Ratnam and his team were spending an inordinate amount of time managing backups. “We needed a longer retention period, and the options available were either to buy a bigger library, faster tape drives, or go to a disk-based solution,” he says.
CAA surveyed the vendor landscape and brought in a Data Domain DD560 disk-based backup system. The twist was that Ratnam put the system through its paces using production data rather than in a test environment. The gamble paid off and he was surprised with the results.
“Data does not change much in lab environments and you can get amazing de-dupe ratios, but they can be misleading. Production data changes by the minute and really helped us to see what ratios and implementation issues we would be facing,” says Ratnam.
Data Domain’s DD560 system has enabled CAA to increase its data- retention period from seven days to thirty days. CAA retains about 100TB of backup data and each night backs up another 3TB. The IT team also put a DD580 and a DD410 system in their primary data center to handle additional backup jobs.
Ratnam backs up Unix, Windows, and NetWare systems and is seeing real-world compression ratios of up to 35:1 on Windows and Unix data. Data in the NetWare environment is already pre-compressed, but Ratnam is seeing an added 10:1 compression with Data Domain’s DD560.
“When we went into this we did not have a set ratio that we needed to achieve. We looked at the literature and saw all sorts of numbers, but considering we came from an entirely tape-based environment, I would not want to go back there again. It would not have worked,” Ratnam says.
Mulling the options
One end user still on the de-dupe fence is Prairie Cardiovascular, a nationally recognized heart care center. “We’re not using de-duplication today, but we’re talking about it and how we may use it,” says John Collins, Prairie Cardiovascular’s chief information officer.
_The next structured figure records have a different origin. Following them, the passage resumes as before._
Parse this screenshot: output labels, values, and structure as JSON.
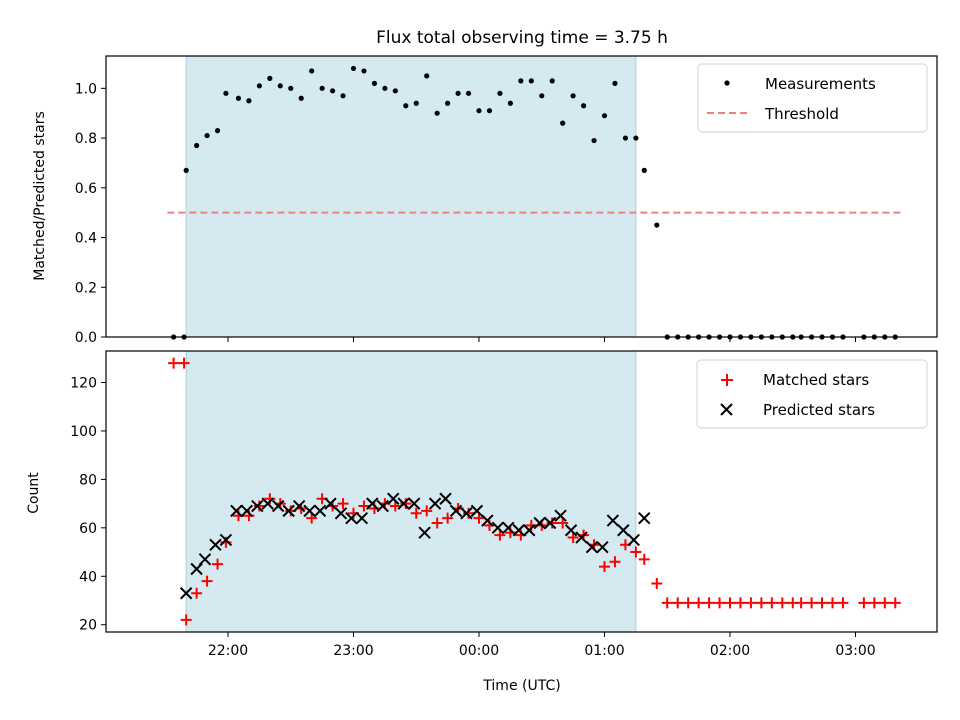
{
  "figure": {
    "title": "Flux total observing time = 3.75 h",
    "xlabel": "Time (UTC)",
    "x_tick_labels": [
      "22:00",
      "23:00",
      "00:00",
      "01:00",
      "02:00",
      "03:00"
    ],
    "shade_color": "#d4eaf0",
    "shade_edge": "#a8d3df"
  },
  "chart_data": [
    {
      "type": "scatter",
      "ylabel": "Matched/Predicted stars",
      "ylim": [
        0,
        1.13
      ],
      "yticks": [
        0.0,
        0.2,
        0.4,
        0.6,
        0.8,
        1.0
      ],
      "y_tick_labels": [
        "0.0",
        "0.2",
        "0.4",
        "0.6",
        "0.8",
        "1.0"
      ],
      "observing_window": {
        "start": "21:40",
        "end": "01:15"
      },
      "threshold": {
        "value": 0.5,
        "from": "21:31",
        "to": "03:22",
        "color": "#f08080"
      },
      "legend_position": "top-right",
      "legend": [
        {
          "label": "Measurements",
          "marker": "dot",
          "color": "#000000"
        },
        {
          "label": "Threshold",
          "marker": "dashed-line",
          "color": "#f08080"
        }
      ],
      "series": [
        {
          "name": "Measurements",
          "color": "#000000",
          "x": [
            "21:34",
            "21:39",
            "21:40",
            "21:45",
            "21:50",
            "21:55",
            "21:59",
            "22:05",
            "22:10",
            "22:15",
            "22:20",
            "22:25",
            "22:30",
            "22:35",
            "22:40",
            "22:45",
            "22:50",
            "22:55",
            "23:00",
            "23:05",
            "23:10",
            "23:15",
            "23:20",
            "23:25",
            "23:30",
            "23:35",
            "23:40",
            "23:45",
            "23:50",
            "23:55",
            "00:00",
            "00:05",
            "00:10",
            "00:15",
            "00:20",
            "00:25",
            "00:30",
            "00:35",
            "00:40",
            "00:45",
            "00:50",
            "00:55",
            "01:00",
            "01:05",
            "01:10",
            "01:15",
            "01:19",
            "01:25",
            "01:30",
            "01:35",
            "01:40",
            "01:45",
            "01:50",
            "01:55",
            "02:00",
            "02:05",
            "02:10",
            "02:15",
            "02:20",
            "02:25",
            "02:30",
            "02:34",
            "02:39",
            "02:44",
            "02:49",
            "02:54",
            "03:04",
            "03:09",
            "03:14",
            "03:19"
          ],
          "y": [
            0.0,
            0.0,
            0.67,
            0.77,
            0.81,
            0.83,
            0.98,
            0.96,
            0.95,
            1.01,
            1.04,
            1.01,
            1.0,
            0.96,
            1.07,
            1.0,
            0.99,
            0.97,
            1.08,
            1.07,
            1.02,
            1.0,
            0.99,
            0.93,
            0.94,
            1.05,
            0.9,
            0.94,
            0.98,
            0.98,
            0.91,
            0.91,
            0.98,
            0.94,
            1.03,
            1.03,
            0.97,
            1.03,
            0.86,
            0.97,
            0.93,
            0.79,
            0.89,
            1.02,
            0.8,
            0.8,
            0.67,
            0.45,
            0.0,
            0.0,
            0.0,
            0.0,
            0.0,
            0.0,
            0.0,
            0.0,
            0.0,
            0.0,
            0.0,
            0.0,
            0.0,
            0.0,
            0.0,
            0.0,
            0.0,
            0.0,
            0.0,
            0.0,
            0.0,
            0.0
          ]
        }
      ]
    },
    {
      "type": "scatter",
      "ylabel": "Count",
      "ylim": [
        17,
        133
      ],
      "yticks": [
        20,
        40,
        60,
        80,
        100,
        120
      ],
      "y_tick_labels": [
        "20",
        "40",
        "60",
        "80",
        "100",
        "120"
      ],
      "observing_window": {
        "start": "21:40",
        "end": "01:15"
      },
      "legend_position": "top-right",
      "legend": [
        {
          "label": "Matched stars",
          "marker": "plus",
          "color": "#ff0000"
        },
        {
          "label": "Predicted stars",
          "marker": "x",
          "color": "#000000"
        }
      ],
      "series": [
        {
          "name": "Matched stars",
          "color": "#ff0000",
          "marker": "plus",
          "x": [
            "21:34",
            "21:39",
            "21:40",
            "21:45",
            "21:50",
            "21:55",
            "21:59",
            "22:05",
            "22:10",
            "22:15",
            "22:20",
            "22:25",
            "22:30",
            "22:35",
            "22:40",
            "22:45",
            "22:50",
            "22:55",
            "23:00",
            "23:05",
            "23:10",
            "23:15",
            "23:20",
            "23:25",
            "23:30",
            "23:35",
            "23:40",
            "23:45",
            "23:50",
            "23:55",
            "00:00",
            "00:05",
            "00:10",
            "00:15",
            "00:20",
            "00:25",
            "00:30",
            "00:35",
            "00:40",
            "00:45",
            "00:50",
            "00:55",
            "01:00",
            "01:05",
            "01:10",
            "01:15",
            "01:19",
            "01:25",
            "01:30",
            "01:35",
            "01:40",
            "01:45",
            "01:50",
            "01:55",
            "02:00",
            "02:05",
            "02:10",
            "02:15",
            "02:20",
            "02:25",
            "02:30",
            "02:34",
            "02:39",
            "02:44",
            "02:49",
            "02:54",
            "03:04",
            "03:09",
            "03:14",
            "03:19"
          ],
          "y": [
            128,
            128,
            22,
            33,
            38,
            45,
            54,
            65,
            65,
            69,
            72,
            70,
            67,
            68,
            64,
            72,
            69,
            70,
            66,
            69,
            68,
            70,
            69,
            70,
            66,
            67,
            62,
            64,
            68,
            66,
            64,
            61,
            57,
            58,
            57,
            61,
            61,
            62,
            62,
            56,
            57,
            53,
            44,
            46,
            53,
            50,
            47,
            37,
            29,
            29,
            29,
            29,
            29,
            29,
            29,
            29,
            29,
            29,
            29,
            29,
            29,
            29,
            29,
            29,
            29,
            29,
            29,
            29,
            29,
            29
          ]
        },
        {
          "name": "Predicted stars",
          "color": "#000000",
          "marker": "x",
          "x": [
            "21:40",
            "21:45",
            "21:49",
            "21:54",
            "21:59",
            "22:04",
            "22:09",
            "22:14",
            "22:19",
            "22:24",
            "22:29",
            "22:34",
            "22:39",
            "22:44",
            "22:49",
            "22:54",
            "22:59",
            "23:04",
            "23:09",
            "23:14",
            "23:19",
            "23:24",
            "23:29",
            "23:34",
            "23:39",
            "23:44",
            "23:49",
            "23:54",
            "23:59",
            "00:04",
            "00:09",
            "00:14",
            "00:19",
            "00:24",
            "00:29",
            "00:34",
            "00:39",
            "00:44",
            "00:49",
            "00:54",
            "00:59",
            "01:04",
            "01:09",
            "01:14",
            "01:19"
          ],
          "y": [
            33,
            43,
            47,
            53,
            55,
            67,
            67,
            69,
            70,
            69,
            67,
            69,
            67,
            67,
            70,
            66,
            64,
            64,
            70,
            69,
            72,
            70,
            70,
            58,
            70,
            72,
            67,
            66,
            67,
            63,
            60,
            60,
            59,
            59,
            62,
            62,
            65,
            59,
            56,
            52,
            52,
            63,
            59,
            55,
            64
          ]
        }
      ]
    }
  ]
}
Collins is not blown away by guarantees, discounts, or free de-duplication software. He is more concerned with finding a solution that meets his needs. Prairie Cardiovascular’s requirements are unique in that not all redundant data is just taking up space. Some of it is necessary.
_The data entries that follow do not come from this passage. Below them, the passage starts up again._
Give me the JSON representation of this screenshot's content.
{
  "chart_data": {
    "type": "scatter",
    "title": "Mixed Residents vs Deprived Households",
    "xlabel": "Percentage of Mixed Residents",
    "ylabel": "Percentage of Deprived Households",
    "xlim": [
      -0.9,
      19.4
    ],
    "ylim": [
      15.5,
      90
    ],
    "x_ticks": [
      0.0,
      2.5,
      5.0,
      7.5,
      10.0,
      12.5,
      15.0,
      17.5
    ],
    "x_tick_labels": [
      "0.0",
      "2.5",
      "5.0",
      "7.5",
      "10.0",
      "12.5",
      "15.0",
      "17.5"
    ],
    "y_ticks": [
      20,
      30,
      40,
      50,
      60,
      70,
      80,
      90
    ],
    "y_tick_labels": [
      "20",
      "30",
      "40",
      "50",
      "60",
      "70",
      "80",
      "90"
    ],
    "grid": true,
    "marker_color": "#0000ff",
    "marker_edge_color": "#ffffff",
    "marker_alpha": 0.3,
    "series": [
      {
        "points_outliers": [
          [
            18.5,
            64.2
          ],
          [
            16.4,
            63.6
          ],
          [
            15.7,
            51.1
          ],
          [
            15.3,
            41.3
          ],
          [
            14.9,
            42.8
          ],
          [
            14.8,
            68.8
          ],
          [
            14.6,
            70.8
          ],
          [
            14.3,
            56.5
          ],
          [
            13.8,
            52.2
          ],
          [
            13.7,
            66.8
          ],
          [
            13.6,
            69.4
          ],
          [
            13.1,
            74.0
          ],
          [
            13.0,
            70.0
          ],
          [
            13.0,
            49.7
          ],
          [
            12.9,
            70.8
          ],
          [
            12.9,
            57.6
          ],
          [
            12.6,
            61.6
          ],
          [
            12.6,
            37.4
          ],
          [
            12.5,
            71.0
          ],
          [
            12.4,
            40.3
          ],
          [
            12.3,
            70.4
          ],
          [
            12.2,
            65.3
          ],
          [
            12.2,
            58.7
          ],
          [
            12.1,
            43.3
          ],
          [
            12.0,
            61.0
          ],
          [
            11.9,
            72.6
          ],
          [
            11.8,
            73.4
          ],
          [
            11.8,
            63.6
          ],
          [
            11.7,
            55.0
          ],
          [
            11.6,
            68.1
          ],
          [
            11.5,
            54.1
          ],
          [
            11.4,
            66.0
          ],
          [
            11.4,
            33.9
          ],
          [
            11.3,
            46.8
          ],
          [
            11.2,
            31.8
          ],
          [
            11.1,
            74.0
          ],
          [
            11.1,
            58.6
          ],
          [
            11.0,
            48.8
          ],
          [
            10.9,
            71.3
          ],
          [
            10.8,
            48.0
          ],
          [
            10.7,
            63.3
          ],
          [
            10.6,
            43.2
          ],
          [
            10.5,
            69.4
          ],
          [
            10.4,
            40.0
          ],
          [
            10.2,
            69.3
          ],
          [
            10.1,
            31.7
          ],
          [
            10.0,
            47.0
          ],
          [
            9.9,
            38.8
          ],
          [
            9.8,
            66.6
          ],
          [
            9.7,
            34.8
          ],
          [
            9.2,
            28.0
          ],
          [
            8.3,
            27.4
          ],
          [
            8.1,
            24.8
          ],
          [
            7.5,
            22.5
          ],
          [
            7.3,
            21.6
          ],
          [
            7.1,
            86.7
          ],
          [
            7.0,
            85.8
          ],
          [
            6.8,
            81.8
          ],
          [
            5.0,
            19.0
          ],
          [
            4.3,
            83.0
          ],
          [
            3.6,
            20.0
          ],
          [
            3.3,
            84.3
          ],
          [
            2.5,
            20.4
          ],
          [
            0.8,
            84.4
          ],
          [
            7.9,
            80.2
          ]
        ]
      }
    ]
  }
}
“In a healthcare imaging environment you end up with huge data sets that become embedded as part of a patient record, but they also need to be manipulated by physicians,” says Collins. “As a result, we end up with at least three or four copies of images in some cases.”
Prairie has a mix of applications, including a large SQL database, an electronic medical records system, and systems for vascular and diagnostic data. Collins recently completed an overhaul of the center’s entire SAN infrastructure, replacing aging gear with a Hew-lett-Packard StorageWorks 8100 Enterprise Virtual Array (EVA).
The 8100 EVA is also part of Prairie Cardiovascular’s backup plan. The company backs up data from disk-to-disk-to-tape, using an HP StorageWorks MSL2024 tape library for off-site backups.
Collins is not looking at de-duplication to save money on storage. That is actually low on his list of concerns. “The cost of storage is not what attracts me to de-duplication. Disk is cheap. It’s more about reducing backup windows and the time to recovery, as well as the amount of time it takes to search for data,” says Collins. “I’m more concerned with the time it takes my guys to manage this stuff.”
Collins turned to CommVault for his backup and e-mail archiving needs and is now mulling the pros and cons of using the Single Instance Store (SIS) de-duplication feature in CommVault’s Simpana software suite.
“We have to come up with some ways to cut our backup windows and start controlling the growth,” says Collins, “but we’re struggling with how to deploy de-duplication from a procedural standpoint. It’s mainly a convenience issue for our physicians and determining how we store copies for compliance reasons,” says Collins.